Everyone knows they have to save, but should everyone be investing, and what is the difference?

 

Saving is putting money aside over a period of time, typically into a bank account, for future needs and wants. This carries nominal returns.  Investing is the process of using your money with the aim of making it grow, by using vehicles like the stock market, bonds, currencies, physical assets like property, commodities or guaranteed products like endowments or a five-year annuity. Savings do not have any risk of losing money, whereas with investing there is.

 

Saving is disposable income that isn’t allocated to expenses which is put aside for emergencies, usually into a savings account, pension fund or cash. This helps to ensure financial security and puts you in a financially secure position to avoid debt. It is the first step towards the formation of wealth.

 

The amount you can save depends on your levels of income – if you don’t earn much, this reduces your capacity to save. At the same time, high expenses can make it difficult to have disposable income even if you earn well. So it is essential to strike a balance.  It is possible that someone just starting out in their career could save more than someone who has recently gotten married, bought a house or started a family. But this is no excuse – it is crucial to save at every step of your financial journey, from your first day of work until you retire.  Even R100 a month will grow to become a bigger amount through compound interest.

 

Savings can simply be for a holiday, or an emergency like illness or a car accident.
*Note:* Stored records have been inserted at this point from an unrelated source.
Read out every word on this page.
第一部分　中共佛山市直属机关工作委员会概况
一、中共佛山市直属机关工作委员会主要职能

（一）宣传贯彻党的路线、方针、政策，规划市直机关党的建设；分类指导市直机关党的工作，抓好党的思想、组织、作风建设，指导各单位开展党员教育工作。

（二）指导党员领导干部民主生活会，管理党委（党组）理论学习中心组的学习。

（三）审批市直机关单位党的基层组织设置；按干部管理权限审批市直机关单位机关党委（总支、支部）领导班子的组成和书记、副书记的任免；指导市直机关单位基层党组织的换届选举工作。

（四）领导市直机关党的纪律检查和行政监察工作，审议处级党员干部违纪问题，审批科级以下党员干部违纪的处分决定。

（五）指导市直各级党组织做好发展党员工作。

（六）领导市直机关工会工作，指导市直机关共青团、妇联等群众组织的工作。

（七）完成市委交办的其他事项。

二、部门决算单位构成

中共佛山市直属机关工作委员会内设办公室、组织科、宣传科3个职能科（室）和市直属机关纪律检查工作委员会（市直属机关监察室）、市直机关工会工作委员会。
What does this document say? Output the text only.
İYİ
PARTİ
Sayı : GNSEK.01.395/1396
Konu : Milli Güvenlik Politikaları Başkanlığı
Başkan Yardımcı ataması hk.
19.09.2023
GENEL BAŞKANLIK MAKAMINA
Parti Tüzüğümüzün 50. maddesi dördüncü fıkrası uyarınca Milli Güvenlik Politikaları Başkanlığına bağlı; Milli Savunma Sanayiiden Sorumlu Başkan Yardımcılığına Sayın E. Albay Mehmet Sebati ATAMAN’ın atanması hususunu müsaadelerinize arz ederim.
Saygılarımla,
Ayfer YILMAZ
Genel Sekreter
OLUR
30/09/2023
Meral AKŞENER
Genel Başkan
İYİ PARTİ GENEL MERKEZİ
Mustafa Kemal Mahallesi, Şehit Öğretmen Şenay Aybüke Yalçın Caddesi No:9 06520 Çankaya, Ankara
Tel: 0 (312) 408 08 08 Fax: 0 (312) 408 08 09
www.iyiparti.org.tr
This money should be liquid, quickly accessible with no penalties for withdrawals. Your bigger goal should be to generate returns by investing the money you have saved into vehicles that can give you a return.  Given that you are now putting your money into other instruments and hoping for a capital return and formation, the risk is much higher compared to saving – but the rewards can be much greater. However, the argument of high risk, high returns has been challenged in recent years.

 

How one allocates their investments is a personal choice depending on circumstances and life stage. An investor’s risk profile, age, stage of life and what one is saving for will be taken into account by a financial adviser or broker, as well as the term you want to invest for and your appetite for risk. The investment landscape is complex, and can be affected by markets, changes in global political landscapes or local fundamentals.

 

Saving is about protecting your money and investing is about growing it. It is said that it is not a person’s ability to save that encourages him to save money, but the willingness to save forces him to do so.